Während Marie zu uns trat, ging die Tante einer alten Dame entgegen, und überließ es uns, nach Belieben unsere Herzen gegenseitig zu öffnen. Die stille Fensternische verbarg denn auch noch für eine Weile all' meinen Jammer, den ich in das Herz meiner guten Marie ausschüttete, und von ihr erhielt ich allerdings auch reichlich Trost und Beruhigung für alle Thorheiten, die ich begangen.

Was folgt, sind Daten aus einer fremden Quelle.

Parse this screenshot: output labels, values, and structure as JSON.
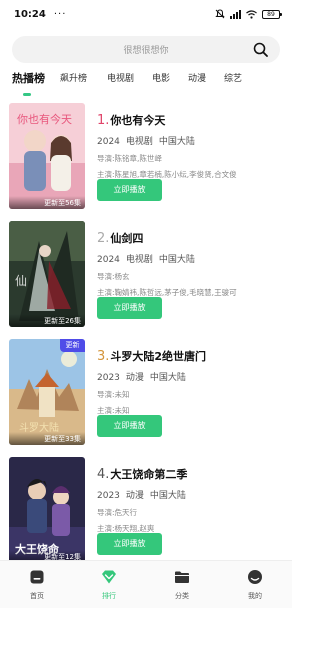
{
  "status_bar": {
    "time": "10:24",
    "dots": "···",
    "battery": "89"
  },
  "search": {
    "placeholder": "很想很想你"
  },
  "tabs": [
    {
      "label": "热播榜",
      "active": true
    },
    {
      "label": "飙升榜"
    },
    {
      "label": "电视剧"
    },
    {
      "label": "电影"
    },
    {
      "label": "动漫"
    },
    {
      "label": "综艺"
    }
  ],
  "items": [
    {
      "rank": "1.",
      "rank_color": "#e0446a",
      "title": "你也有今天",
      "year": "2024",
      "category": "电视剧",
      "region": "中国大陆",
      "director_label": "导演:",
      "director": "陈铭章,陈世峄",
      "cast_label": "主演:",
      "cast": "陈星旭,章若楠,陈小纭,李俊贤,合文俊",
      "update": "更新至56集",
      "button": "立即播放"
    },
    {
      "rank": "2.",
      "rank_color": "#aaaaaa",
      "title": "仙剑四",
      "year": "2024",
      "category": "电视剧",
      "region": "中国大陆",
      "director_label": "导演:",
      "director": "杨玄",
      "cast_label": "主演:",
      "cast": "鞠婧祎,陈哲远,茅子俊,毛晓慧,王骏可",
      "update": "更新至26集",
      "button": "立即播放"
    },
    {
      "rank": "3.",
      "rank_color": "#d4943a",
      "title": "斗罗大陆2绝世唐门",
      "year": "2023",
      "category": "动漫",
      "region": "中国大陆",
      "director_label": "导演:",
      "director": "未知",
      "cast_label": "主演:",
      "cast": "未知",
      "update": "更新至33集",
      "new_tag": "更新",
      "button": "立即播放"
    },
    {
      "rank": "4.",
      "rank_color": "#555555",
      "title": "大王饶命第二季",
      "year": "2023",
      "category": "动漫",
      "region": "中国大陆",
      "director_label": "导演:",
      "director": "危天行",
      "cast_label": "主演:",
      "cast": "杨天翔,赵爽",
      "update": "更新至12集",
      "button": "立即播放"
    }
  ],
  "bottom_nav": [
    {
      "label": "首页",
      "icon": "home-icon"
    },
    {
      "label": "排行",
      "icon": "ranking-icon",
      "active": true
    },
    {
      "label": "分类",
      "icon": "folder-icon"
    },
    {
      "label": "我的",
      "icon": "profile-icon"
    }
  ],
  "colors": {
    "accent": "#34c77b",
    "new_tag": "#4f4ce8"
  }
}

»Aufgefallen ist dein Betragen freilich, das kann ich nicht leugnen,« sagte Marie nach meinen Bekenntnissen, »und ich hätte dich gar zu gern aufmerksam gemacht, daß du lange genug mit dem Dr. Hausmann gesprochen habest. Du schienst mich aber über deinem Gespräche ganz zu vergessen, so nah ich dich auch umschwärmte, und unaufgefordert konnte ich mich in eure Unterhaltung nicht mischen, da ich deinen Freund nicht kannte.«

»Ach nenne ihn nur nicht so!« bat ich kleinlaut. »Wer weiß, ob er dieses Namens nicht vielleicht völlig unwürdig ist und meiner spottet.«

»Nein, das glaube ich nicht,« sagte Marie ernst. »In seinem Gesicht spricht sich viel Ernst und Milde aus, und wenn er vielleicht auch ein klein wenig im Herzen über das junge Backfischchen lächelt, das sich noch nicht recht zu benehmen weiß, so wird er dich doch sicher nie verspotten, sondern dein Zutrauen zu ehren wissen.«

»Glaubst du das wirklich, Marie?« rief ich voll Entzücken, »Ach die Tante hatte mir gar zu bange gemacht!«

»Ich müßte mich in seinem Gesicht völlig irren, wenn es anders wäre,« sagte Marie sinnend.

»Aber alle die Menschen hier, wie schrecklich habe ich mich vor denen blamirt! Ich wage gar nicht aus meiner Ecke heraus zu kriechen,« seufzte ich weiter.

»Auch damit ist es nicht so schlimm, als du denkst,« tröstete Marie. »Das Schlimmste, was ich in deiner Umgebung vorhin hörte, war, daß man lachte und dich für sehr jung erklärte, und sehr kindlich und unbefangen, und das ist am Ende Alles zusammen kein großer Fehler. Uebrigens wird man jetzt nach so langer Zeit die Geschichte vergessen haben; komm nur getrost wieder an das Lampenlicht, denn länger dürfen wir hier jetzt nicht mehr stehen. Sieh, da kommt Fräulein Meynfeld, sie ist stets sehr freundlich zu mir, und ich habe sie noch nicht begrüßt. Adieu, auf Wiedersehn! Sei guten Muthes, mein Rosenknöspchen, und mache kein solch armes Sündergesicht mehr!«

Dabei nickte mir Marie's blondes Köpfchen fröhlich zu, und bald sah ich meinen blauen Himmel an der Seite Fräulein Meynfelds, eines ältlichen, angenehmen Fräuleins, dahin schweben.